Os magistrados entenderam que necessidade de reparação “fomentaria ainda mais as desavenças familiares, não contribuindo para a pacificação de conflitos”. As informações foram divulgadas no site do TJ de São Paulo.

Precedentes da Corte paulista apontam no sentido de que “desentendimentos entre familiares são insuficientes para a configuração de dano moral indenizável”.

De acordo com os autos, um dos irmãos – parte autora – ajuizou ação de indenização por danos morais contra o outro após se sentir ofendido por causa de mensagens enviadas via Whatsapp a um outro irmão.

Os irmãos discordam quanto à gestão dos bens da genitora, que teve interdição declarada.

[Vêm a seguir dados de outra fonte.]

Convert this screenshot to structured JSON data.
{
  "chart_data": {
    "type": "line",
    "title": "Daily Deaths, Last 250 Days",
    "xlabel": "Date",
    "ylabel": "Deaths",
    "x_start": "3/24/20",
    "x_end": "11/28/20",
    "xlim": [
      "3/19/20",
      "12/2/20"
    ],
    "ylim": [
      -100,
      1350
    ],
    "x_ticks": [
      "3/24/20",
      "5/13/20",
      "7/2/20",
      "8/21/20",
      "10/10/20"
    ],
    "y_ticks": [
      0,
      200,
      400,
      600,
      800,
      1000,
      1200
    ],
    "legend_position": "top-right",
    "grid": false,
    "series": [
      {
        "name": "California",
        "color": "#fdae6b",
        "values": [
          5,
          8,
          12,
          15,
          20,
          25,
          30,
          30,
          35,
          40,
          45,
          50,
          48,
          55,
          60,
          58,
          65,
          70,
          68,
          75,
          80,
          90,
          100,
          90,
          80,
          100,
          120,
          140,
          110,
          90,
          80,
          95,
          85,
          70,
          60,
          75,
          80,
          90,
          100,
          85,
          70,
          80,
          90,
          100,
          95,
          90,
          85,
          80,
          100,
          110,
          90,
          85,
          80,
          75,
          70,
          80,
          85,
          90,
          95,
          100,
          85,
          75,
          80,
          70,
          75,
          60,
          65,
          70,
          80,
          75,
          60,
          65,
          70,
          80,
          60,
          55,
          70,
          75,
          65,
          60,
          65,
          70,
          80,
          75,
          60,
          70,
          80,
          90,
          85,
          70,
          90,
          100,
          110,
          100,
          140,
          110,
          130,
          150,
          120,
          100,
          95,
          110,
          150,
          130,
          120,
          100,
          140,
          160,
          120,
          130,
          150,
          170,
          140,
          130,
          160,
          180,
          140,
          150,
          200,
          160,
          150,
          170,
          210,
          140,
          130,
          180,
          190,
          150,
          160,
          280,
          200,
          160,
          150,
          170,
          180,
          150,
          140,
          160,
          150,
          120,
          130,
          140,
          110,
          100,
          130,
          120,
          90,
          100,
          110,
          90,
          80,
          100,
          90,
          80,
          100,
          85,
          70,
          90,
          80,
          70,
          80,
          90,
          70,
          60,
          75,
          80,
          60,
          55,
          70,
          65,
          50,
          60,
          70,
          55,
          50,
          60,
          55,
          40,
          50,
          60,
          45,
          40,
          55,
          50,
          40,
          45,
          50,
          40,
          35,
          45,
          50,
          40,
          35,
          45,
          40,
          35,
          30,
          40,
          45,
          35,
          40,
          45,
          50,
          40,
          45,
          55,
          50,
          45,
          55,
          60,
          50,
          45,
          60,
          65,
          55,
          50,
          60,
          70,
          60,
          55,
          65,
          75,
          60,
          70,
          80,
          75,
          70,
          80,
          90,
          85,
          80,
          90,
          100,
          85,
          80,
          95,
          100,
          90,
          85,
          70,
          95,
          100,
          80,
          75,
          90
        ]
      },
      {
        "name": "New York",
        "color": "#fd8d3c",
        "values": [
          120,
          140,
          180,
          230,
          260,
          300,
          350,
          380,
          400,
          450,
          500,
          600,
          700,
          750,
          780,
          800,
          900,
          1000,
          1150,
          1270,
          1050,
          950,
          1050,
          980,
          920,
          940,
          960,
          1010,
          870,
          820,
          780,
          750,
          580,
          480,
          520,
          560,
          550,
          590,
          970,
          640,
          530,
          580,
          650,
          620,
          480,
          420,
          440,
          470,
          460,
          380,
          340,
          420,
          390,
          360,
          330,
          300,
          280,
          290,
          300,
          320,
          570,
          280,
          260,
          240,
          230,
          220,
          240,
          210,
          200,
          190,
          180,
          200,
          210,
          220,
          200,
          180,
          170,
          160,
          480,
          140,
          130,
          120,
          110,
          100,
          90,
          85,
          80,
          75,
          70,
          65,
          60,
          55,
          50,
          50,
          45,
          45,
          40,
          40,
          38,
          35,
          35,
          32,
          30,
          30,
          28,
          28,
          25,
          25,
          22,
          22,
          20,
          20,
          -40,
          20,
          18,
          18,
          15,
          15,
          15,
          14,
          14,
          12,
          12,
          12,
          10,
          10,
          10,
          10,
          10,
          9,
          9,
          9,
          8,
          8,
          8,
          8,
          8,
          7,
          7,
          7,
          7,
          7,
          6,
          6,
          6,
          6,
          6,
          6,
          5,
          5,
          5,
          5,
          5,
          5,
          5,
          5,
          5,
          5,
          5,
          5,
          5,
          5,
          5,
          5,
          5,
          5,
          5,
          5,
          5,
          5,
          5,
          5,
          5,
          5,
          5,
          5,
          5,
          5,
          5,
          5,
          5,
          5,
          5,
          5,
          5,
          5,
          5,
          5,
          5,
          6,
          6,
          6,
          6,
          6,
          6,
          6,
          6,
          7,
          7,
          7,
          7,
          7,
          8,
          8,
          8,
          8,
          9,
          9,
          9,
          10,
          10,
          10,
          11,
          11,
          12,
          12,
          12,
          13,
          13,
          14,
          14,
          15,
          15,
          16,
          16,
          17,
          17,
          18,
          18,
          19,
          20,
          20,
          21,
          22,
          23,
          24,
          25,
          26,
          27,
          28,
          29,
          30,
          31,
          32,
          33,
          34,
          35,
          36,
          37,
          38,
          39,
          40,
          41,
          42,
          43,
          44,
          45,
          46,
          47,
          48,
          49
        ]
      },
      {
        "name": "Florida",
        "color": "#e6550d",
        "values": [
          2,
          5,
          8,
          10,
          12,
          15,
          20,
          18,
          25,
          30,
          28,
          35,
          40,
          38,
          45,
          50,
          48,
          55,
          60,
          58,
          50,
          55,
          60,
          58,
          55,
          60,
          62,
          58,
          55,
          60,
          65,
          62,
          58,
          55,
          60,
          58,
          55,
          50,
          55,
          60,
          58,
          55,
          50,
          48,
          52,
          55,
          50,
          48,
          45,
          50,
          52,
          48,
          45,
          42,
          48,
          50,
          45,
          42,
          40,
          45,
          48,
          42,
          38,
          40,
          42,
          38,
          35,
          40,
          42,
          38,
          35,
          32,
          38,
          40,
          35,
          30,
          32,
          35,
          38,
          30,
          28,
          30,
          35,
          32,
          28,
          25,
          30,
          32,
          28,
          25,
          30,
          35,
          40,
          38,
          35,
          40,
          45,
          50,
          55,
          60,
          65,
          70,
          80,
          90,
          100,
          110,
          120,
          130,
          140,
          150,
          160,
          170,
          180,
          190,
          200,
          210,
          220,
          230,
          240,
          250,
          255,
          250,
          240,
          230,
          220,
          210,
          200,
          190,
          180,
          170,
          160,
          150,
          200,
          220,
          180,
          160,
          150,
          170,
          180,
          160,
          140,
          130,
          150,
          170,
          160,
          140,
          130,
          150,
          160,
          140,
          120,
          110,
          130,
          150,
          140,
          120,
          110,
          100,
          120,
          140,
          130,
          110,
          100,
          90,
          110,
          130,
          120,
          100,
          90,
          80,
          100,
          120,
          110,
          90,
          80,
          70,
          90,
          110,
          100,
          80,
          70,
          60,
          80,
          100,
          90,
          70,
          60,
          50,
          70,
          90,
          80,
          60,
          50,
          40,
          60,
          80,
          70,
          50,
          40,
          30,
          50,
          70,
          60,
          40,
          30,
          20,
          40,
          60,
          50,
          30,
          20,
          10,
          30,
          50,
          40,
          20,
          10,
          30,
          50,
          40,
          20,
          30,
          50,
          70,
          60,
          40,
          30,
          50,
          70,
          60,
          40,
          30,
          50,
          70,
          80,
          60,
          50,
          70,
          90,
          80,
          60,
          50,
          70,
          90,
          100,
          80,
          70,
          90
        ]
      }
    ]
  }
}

O relator da apelação, desembargador Rodolfo Pellizari, em seu voto notou que as partes vêm “passando por um momento bastante delicado e sensível, em que os ânimos, de fato, estão à flor da pele”.

Justamente por isso, afirmou o magistrado, “qualificar as afirmações realizadas pelo apelante como ilícito caracterizador de dano moral a ser indenizado apenas contribuirá para o fomento da discórdia existente entre as partes, sem que se conduza a um efetivo apaziguamento, em clara contrariedade ao que deve ser a finalidade precípua de um processo judicial: a pacificação de conflitos”.

O desembargador ainda pontuou que as ofensas proferidas se deram no “contexto de um desentendimento familiar, retratando, antes, uma bravata sua, do que propriamente um ato ilícito a ensejar reparação”. Completaram a turma julgadora os desembargadores Vito Guglielmi e Paulo Alcides.